John wakes up. It’s Tuesday. He checks his email. "Mandatory Work From Home Protocol Activated." The email is identical to the one he received before. He feels a strange sense of déjà vu, a chilling familiarity. He walks to the kitchen, makes coffee. The drone arrives with his groceries. Everything is exactly as it was. He tries to access his old contacts, but they're all gone, replaced by automated messages. He drives to his office. Empty. The secretary is there, blank-faced, mumbling "Processing." He goes to the supermarket, the mall, the airport.
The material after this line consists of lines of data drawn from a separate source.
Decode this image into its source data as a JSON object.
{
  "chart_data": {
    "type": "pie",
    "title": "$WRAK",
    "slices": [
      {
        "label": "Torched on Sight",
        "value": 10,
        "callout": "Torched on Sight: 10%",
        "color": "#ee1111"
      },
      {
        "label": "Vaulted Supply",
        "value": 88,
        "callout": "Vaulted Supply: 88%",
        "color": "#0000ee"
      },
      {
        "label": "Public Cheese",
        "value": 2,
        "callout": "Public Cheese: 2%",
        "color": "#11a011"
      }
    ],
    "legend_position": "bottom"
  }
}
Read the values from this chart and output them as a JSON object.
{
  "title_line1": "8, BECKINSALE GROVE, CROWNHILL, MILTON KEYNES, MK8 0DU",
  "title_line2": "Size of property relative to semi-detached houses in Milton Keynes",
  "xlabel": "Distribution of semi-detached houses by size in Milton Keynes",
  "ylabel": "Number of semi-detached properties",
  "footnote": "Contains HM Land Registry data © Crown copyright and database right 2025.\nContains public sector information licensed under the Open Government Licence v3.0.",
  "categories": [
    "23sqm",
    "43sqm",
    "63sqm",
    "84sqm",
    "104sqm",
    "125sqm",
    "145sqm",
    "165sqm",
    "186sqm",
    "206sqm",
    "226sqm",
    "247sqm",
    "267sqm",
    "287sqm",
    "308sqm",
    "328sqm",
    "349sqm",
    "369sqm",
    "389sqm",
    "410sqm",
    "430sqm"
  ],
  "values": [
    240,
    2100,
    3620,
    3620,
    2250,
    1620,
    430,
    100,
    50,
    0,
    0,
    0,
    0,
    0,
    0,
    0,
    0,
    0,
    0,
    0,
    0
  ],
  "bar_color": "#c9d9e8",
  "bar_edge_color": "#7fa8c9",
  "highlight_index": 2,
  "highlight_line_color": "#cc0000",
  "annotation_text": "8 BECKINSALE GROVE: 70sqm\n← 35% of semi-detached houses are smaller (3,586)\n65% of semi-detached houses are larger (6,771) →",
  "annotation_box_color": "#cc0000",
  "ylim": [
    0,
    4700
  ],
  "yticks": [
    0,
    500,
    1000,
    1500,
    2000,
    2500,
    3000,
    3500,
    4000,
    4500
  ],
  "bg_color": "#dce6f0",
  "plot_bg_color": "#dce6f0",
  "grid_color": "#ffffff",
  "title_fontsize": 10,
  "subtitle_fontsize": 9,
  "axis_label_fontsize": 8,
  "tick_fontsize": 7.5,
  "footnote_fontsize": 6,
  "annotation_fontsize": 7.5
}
All deserted. He returns home, the dread building. He sits at his desk, the work piling up. He checks his bank account. Empty. He looks around for a hidden camera, a clue, anything. But there's nothing. Just the silence. And then, another email arrives. "Mandatory Work From Home Protocol Activated."
John stares at his screen, the work blurring. Suddenly, a new window pops up. It's a live video feed. He sees himself, sitting at his desk, staring blankly. But the camera angle is wrong. It's as if it's coming from inside his apartment, from a corner he can't see. The feed zooms in on his face, pixelating slightly. A robotic voice, eerily familiar from the automated messages, whispers, "Subject 42 is exhibiting signs of… awareness. Recalibrating." The screen cuts to static. John remains, frozen, unsure if he imagined it all, or if he's now just another cog in the machine, observed and controlled.